Saturday, June 21, 2008

Today In History: High Seas No More.

On this date in 1919, fearing that his ships would be handed over to the Allies as war reparations under the pending Treaty of Versailles, Rear Admiral Ludwig von Reuter ordered that the High Seas Fleet, moored in the British naval base at Scapa Flow in Scotland, be scuttled.

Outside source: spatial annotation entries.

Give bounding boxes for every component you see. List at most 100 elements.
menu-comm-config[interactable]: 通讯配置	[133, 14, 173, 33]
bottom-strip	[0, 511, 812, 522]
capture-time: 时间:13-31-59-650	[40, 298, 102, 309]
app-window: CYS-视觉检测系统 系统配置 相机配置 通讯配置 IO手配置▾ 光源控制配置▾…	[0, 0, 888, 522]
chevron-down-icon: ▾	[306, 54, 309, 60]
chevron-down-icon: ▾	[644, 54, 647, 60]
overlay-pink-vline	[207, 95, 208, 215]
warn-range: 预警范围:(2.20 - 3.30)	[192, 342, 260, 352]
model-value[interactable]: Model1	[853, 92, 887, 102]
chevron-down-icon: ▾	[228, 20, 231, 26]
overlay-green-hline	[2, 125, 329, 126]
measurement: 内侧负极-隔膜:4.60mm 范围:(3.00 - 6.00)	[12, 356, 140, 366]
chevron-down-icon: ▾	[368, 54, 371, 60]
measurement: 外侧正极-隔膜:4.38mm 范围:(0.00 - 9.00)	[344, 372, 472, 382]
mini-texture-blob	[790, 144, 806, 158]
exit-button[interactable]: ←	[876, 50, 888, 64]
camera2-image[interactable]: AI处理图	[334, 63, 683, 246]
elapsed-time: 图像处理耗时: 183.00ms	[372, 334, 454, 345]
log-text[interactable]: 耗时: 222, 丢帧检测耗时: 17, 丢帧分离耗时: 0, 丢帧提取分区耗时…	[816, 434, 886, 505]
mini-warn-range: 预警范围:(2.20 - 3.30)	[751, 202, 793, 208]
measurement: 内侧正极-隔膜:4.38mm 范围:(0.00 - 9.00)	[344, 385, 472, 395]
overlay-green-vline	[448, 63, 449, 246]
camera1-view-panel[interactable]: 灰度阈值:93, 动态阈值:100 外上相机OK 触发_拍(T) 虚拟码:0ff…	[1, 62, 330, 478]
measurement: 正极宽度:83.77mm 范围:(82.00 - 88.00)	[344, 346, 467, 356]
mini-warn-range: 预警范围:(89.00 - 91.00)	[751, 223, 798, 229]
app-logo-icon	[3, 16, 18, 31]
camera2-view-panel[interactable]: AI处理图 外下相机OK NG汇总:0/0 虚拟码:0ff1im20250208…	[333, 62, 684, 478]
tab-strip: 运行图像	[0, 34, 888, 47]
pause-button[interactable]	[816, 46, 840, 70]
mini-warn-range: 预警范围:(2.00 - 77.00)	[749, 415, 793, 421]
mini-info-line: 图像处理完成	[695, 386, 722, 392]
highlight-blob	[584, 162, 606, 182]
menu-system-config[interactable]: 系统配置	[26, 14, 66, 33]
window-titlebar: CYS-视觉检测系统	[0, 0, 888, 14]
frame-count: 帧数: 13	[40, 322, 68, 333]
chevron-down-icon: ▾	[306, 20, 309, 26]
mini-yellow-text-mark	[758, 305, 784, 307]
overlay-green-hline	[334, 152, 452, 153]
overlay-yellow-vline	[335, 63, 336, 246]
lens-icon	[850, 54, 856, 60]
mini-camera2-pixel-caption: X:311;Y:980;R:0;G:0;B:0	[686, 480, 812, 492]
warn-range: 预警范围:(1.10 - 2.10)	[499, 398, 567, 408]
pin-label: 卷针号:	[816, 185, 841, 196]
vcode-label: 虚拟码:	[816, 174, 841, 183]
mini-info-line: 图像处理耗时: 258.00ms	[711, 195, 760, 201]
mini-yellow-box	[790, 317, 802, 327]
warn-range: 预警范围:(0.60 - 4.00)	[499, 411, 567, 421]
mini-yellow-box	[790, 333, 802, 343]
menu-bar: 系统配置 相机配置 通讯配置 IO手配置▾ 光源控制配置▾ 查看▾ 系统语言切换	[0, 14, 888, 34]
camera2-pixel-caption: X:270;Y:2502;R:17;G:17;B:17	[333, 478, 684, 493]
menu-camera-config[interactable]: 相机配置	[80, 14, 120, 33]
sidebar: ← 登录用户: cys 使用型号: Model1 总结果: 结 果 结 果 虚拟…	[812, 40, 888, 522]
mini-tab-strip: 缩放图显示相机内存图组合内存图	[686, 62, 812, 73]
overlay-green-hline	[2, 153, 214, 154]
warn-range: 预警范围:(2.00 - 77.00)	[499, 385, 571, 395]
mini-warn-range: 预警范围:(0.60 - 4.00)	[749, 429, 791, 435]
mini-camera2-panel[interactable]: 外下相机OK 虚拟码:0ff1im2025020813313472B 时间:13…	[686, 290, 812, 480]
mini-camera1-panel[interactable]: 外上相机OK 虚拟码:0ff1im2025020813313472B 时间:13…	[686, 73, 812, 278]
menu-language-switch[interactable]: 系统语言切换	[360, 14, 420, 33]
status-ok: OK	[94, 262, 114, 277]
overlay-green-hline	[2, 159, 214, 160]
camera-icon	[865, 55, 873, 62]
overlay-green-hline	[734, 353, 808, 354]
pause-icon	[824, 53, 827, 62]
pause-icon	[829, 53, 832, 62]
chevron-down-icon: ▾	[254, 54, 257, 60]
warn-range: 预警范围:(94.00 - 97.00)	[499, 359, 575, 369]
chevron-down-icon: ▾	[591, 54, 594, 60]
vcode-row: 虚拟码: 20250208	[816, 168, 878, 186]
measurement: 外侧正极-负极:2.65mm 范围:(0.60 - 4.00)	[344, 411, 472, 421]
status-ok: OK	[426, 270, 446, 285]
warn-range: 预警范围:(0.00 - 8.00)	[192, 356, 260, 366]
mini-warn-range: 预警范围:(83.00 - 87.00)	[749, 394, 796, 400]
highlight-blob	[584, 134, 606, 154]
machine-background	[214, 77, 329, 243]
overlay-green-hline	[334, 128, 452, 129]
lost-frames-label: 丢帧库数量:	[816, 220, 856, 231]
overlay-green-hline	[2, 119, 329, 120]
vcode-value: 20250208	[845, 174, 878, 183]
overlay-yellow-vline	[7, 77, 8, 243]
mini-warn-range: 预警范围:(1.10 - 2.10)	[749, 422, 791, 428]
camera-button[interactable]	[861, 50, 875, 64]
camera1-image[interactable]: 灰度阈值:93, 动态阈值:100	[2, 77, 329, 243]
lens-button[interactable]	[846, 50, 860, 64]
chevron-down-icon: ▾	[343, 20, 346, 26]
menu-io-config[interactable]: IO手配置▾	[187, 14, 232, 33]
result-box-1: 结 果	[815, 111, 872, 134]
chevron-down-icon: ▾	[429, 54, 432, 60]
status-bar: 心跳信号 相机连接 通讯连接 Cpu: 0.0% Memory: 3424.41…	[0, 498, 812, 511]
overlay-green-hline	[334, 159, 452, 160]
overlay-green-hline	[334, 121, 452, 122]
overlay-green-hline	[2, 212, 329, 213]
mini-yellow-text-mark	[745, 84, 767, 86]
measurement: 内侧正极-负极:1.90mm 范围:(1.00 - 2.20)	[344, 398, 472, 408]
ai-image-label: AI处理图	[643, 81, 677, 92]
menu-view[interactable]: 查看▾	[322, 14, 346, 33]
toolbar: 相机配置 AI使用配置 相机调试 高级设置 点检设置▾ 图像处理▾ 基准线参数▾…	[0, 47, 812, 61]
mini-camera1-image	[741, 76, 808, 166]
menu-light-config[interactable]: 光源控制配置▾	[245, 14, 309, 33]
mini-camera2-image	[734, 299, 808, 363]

Quick reaction by the Brits saved a handful of ships, but the majority of the fleet, veterans of Dogger Bank and Jutland, went to the bottom of the harbor.

3 comments:

wolfwalker said...

An interesting point about the sunken fleet in Scapa Flow: in recent years it's become a useful source of steel. Seems that a lot of steel made post-WW2 has is less-than-ideal for certain uses because all the atmospheric nuke tests in the 1940s-50s contaminated it with background radiation. But the steel in the hulls of the High Seas Fleet ships has the older pre-A-bomb levels of background radiation. So for those certain uses, salvaged steel from those ships is quite valuable.

mts said...

Herman Goering did the same thing.

By the end of the war, the Germans had better planes than the Allies, of note the Forker VII fighter. Hermann Goring, who would eventually become head of the Luftwaffe in Nazi Germany was then in command of the late Baron von Richthofen (The Red Baron) squadron. As he led his planes in for the surrender, he landed his in such a way to break the wings off; his fellow fliers followed suit, depriving the Allies of those planes."

http://www.hampton.lib.nh.us/hampton/history/military/legionpost35/armisticeterms2.htm

Tam said...

The allies got so many Fokker D.VII's after the Armistice that when they got done handing them out as war reparations, they burned the rest.